Случалось, что хозяин привязывался сердцем к своей рабыне, и, если у них рождались дети, он мог сделать их своими наследниками: так, Стея Фортуна, рабыня Публия Стея Феликса, унаследовала одну шестую часть его собственности – видимо, она была его незаконнрожденной дочерью (CIL 14.1641, Остия Антика, Италия). В повестях и в других художественных произведениях часто действовали рабы, пользовавшиеся любовью своего господина, благодаря чему они становились в доме влиятельными людьми и, получив свободу, вели благополучную и богатую жизнь; прекрасными примерами являются герои «Сатирикона» Гермерот и Тримальхион. У многих господ были любимцы и фавориты среди рабов. Так, один усыновил невольника и устроил его в таверну: «Здесь покоится Виталис, домашний раб и сын Гая Лавия Фауста. Он прожил 16 лет. Патроны любили его, держателя таверны „Априан“, – потом боги призвали его к себе. Прохожий, прости меня, если я когда-то недовесил тебе товара, чтобы увеличить доходы моего отца. Во имя богов надземного и подземного миров прошу тебя: позаботься о моих родителях. Прощай!» (CIL 3.14206.21 = ILS 7479, Амфиполи, Греция).
Другой хозяин с любовью вспоминал девочку-рабыню: «Хозяин Селерин поставил этот памятник несчастной Валентине, своей питомице и дорогой утехе, дочери раба Валенция, его управлявшего, которая прожила только 4 года» (CIL 3.2130, Салона, Хорватия).
Плиний Старший описывал раба, который благодаря страсти своей хозяйки достиг большого богатства: «[Коринфская бронза была знаменита и дорога.] Однажды один аукционист по имени Терон выставил на торги канделябр из этого материала и в придачу к нему раба по имени Клезип, горбатого и невероятно уродливого валяльщика. Одна богатая женщина приобрела канделябр за 50 000 сестерциев и вместе с ним уродливого раба. Она была так довольна своими приобретениями, что пригласила гостей, чтобы показать их. И там для развлечения гостей Клезип вышел к ним полностью обнаженный. Бесстыдное вожделение охватило Геганию, и она взяла его к себе в постель, а вскоре за этим включила его в число своих наследников. Страшно разбогатев после смерти женщины, Клезип почитал этот канделябр как бога-хранителя… Но их аморальные отношения были отмщены прекрасным склепом, который возвел Клезип, благодаря чему память о позоре Гегании с тех пор жива в надземном мире…» (Естественная история, 34.6.11–12).
История, рассказанная Плинием, не совсем обычна, ибо в ней говорится о хозяйке, взявшей себе наложника.

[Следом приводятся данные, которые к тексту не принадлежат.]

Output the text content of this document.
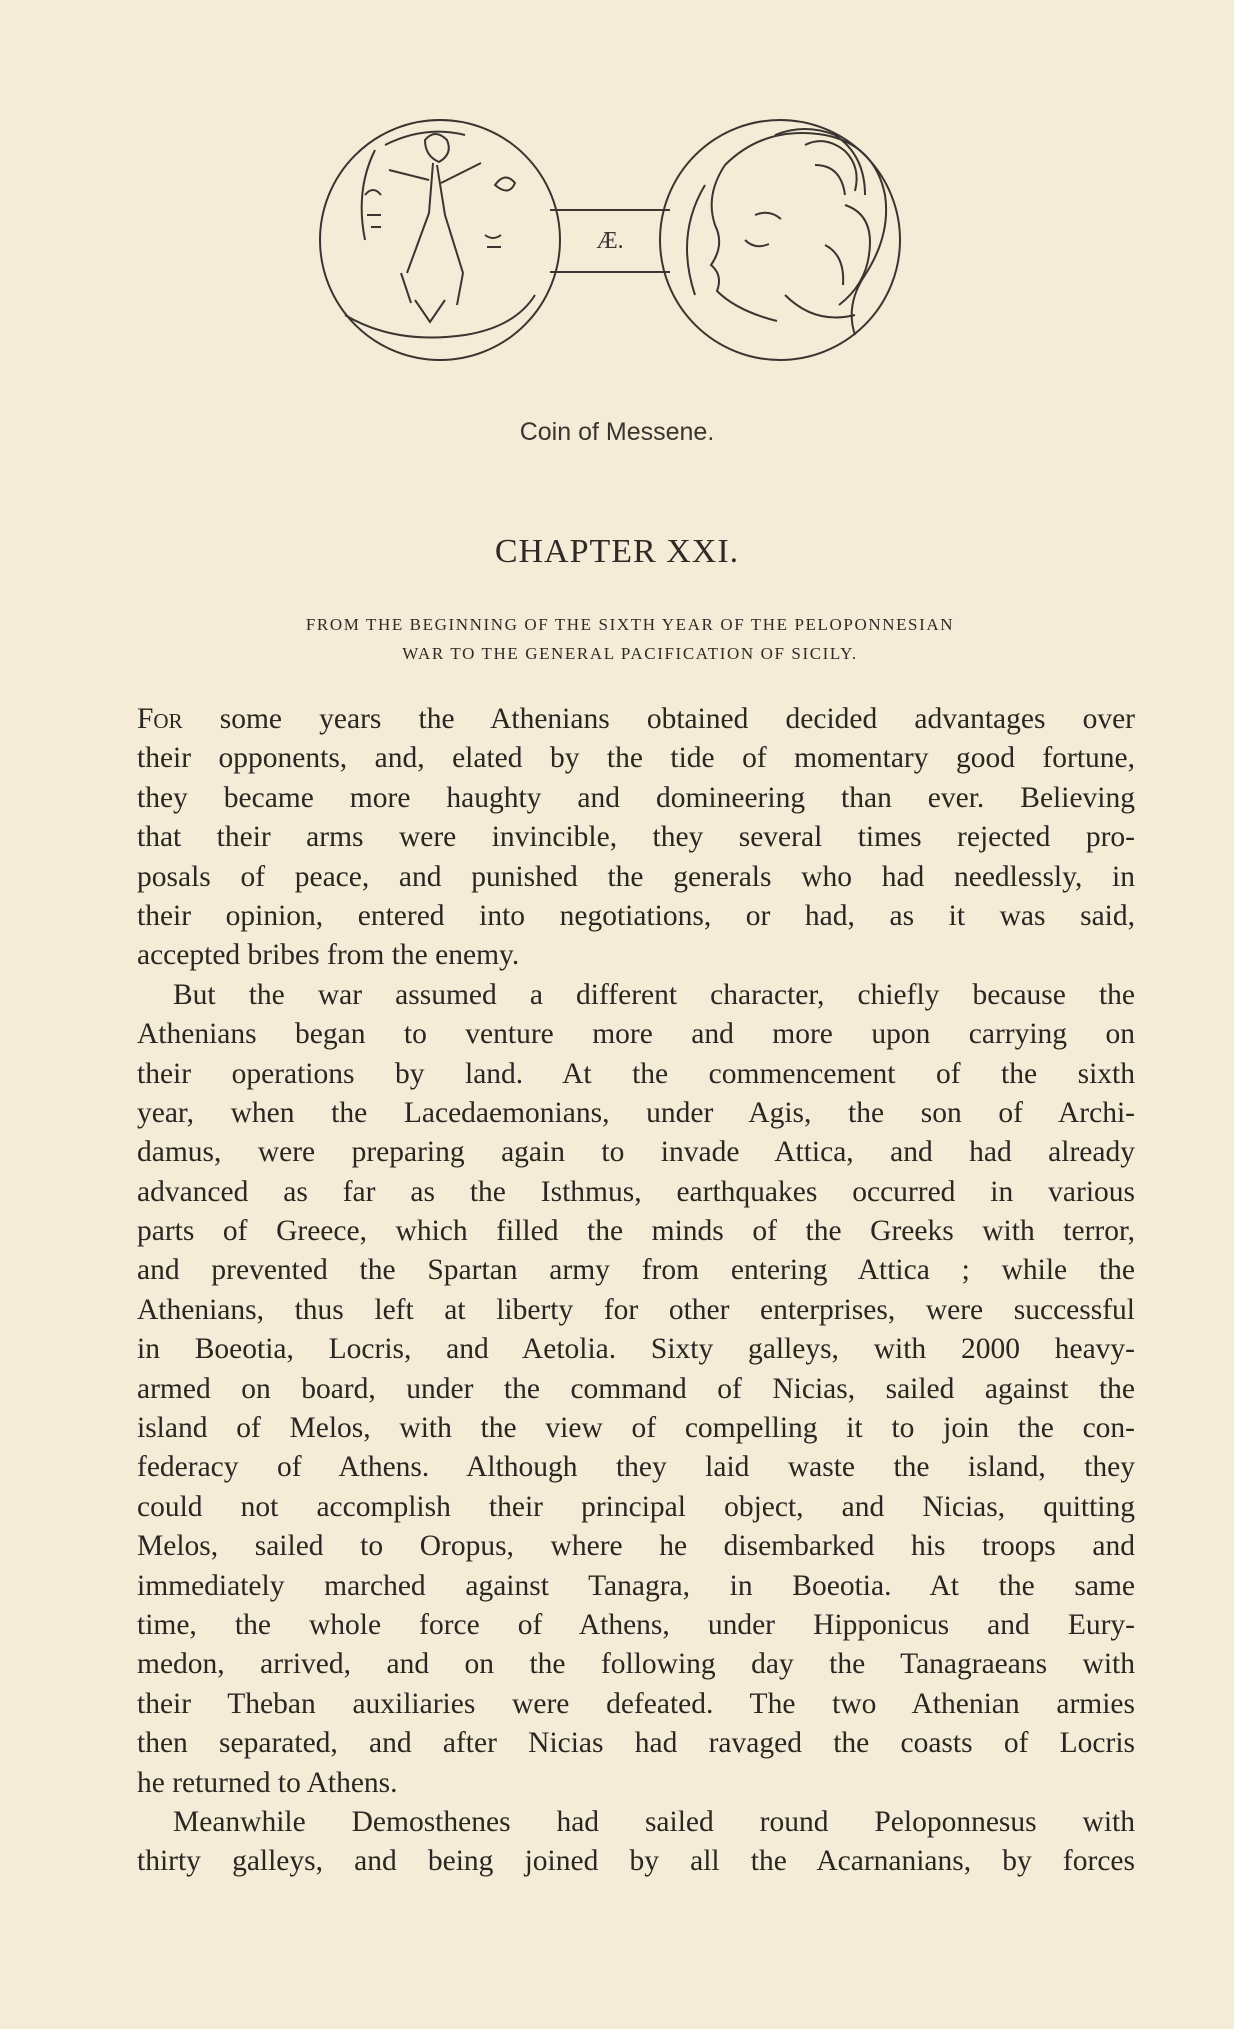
Æ.
Coin of Messene.
CHAPTER XXI.
FROM THE BEGINNING OF THE SIXTH YEAR OF THE PELOPONNESIAN
WAR TO THE GENERAL PACIFICATION OF SICILY.
For some years the Athenians obtained decided advantages over
their opponents, and, elated by the tide of momentary good fortune,
they became more haughty and domineering than ever. Believing
that their arms were invincible, they several times rejected pro-
posals of peace, and punished the generals who had needlessly, in
their opinion, entered into negotiations, or had, as it was said,
accepted bribes from the enemy.
But the war assumed a different character, chiefly because the
Athenians began to venture more and more upon carrying on
their operations by land. At the commencement of the sixth
year, when the Lacedaemonians, under Agis, the son of Archi-
damus, were preparing again to invade Attica, and had already
advanced as far as the Isthmus, earthquakes occurred in various
parts of Greece, which filled the minds of the Greeks with terror,
and prevented the Spartan army from entering Attica ; while the
Athenians, thus left at liberty for other enterprises, were successful
in Boeotia, Locris, and Aetolia. Sixty galleys, with 2000 heavy-
armed on board, under the command of Nicias, sailed against the
island of Melos, with the view of compelling it to join the con-
federacy of Athens. Although they laid waste the island, they
could not accomplish their principal object, and Nicias, quitting
Melos, sailed to Oropus, where he disembarked his troops and
immediately marched against Tanagra, in Boeotia. At the same
time, the whole force of Athens, under Hipponicus and Eury-
medon, arrived, and on the following day the Tanagraeans with
their Theban auxiliaries were defeated. The two Athenian armies
then separated, and after Nicias had ravaged the coasts of Locris
he returned to Athens.
Meanwhile Demosthenes had sailed round Peloponnesus with
thirty galleys, and being joined by all the Acarnanians, by forces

Гораздо чаще мужчины-хозяева брали в наложницы рабынь; такие отношения обеспечивали невольнице больше надежности, хотя сам господин либо его жена в любой момент могли выместить на ней свои злобу и раздражение. Такие связи могли быть долговременными, ибо о них часто говорится в эпитафиях, вот один пример: «Этот памятник поставлен богам подземного царства и Септиму Фортунату, сыну Гая, и его наложнице Септимии, рабыне, ставшей вольноотпущенницей» (CIL 5.5170 = ILS 8553, Бергамо, Италия).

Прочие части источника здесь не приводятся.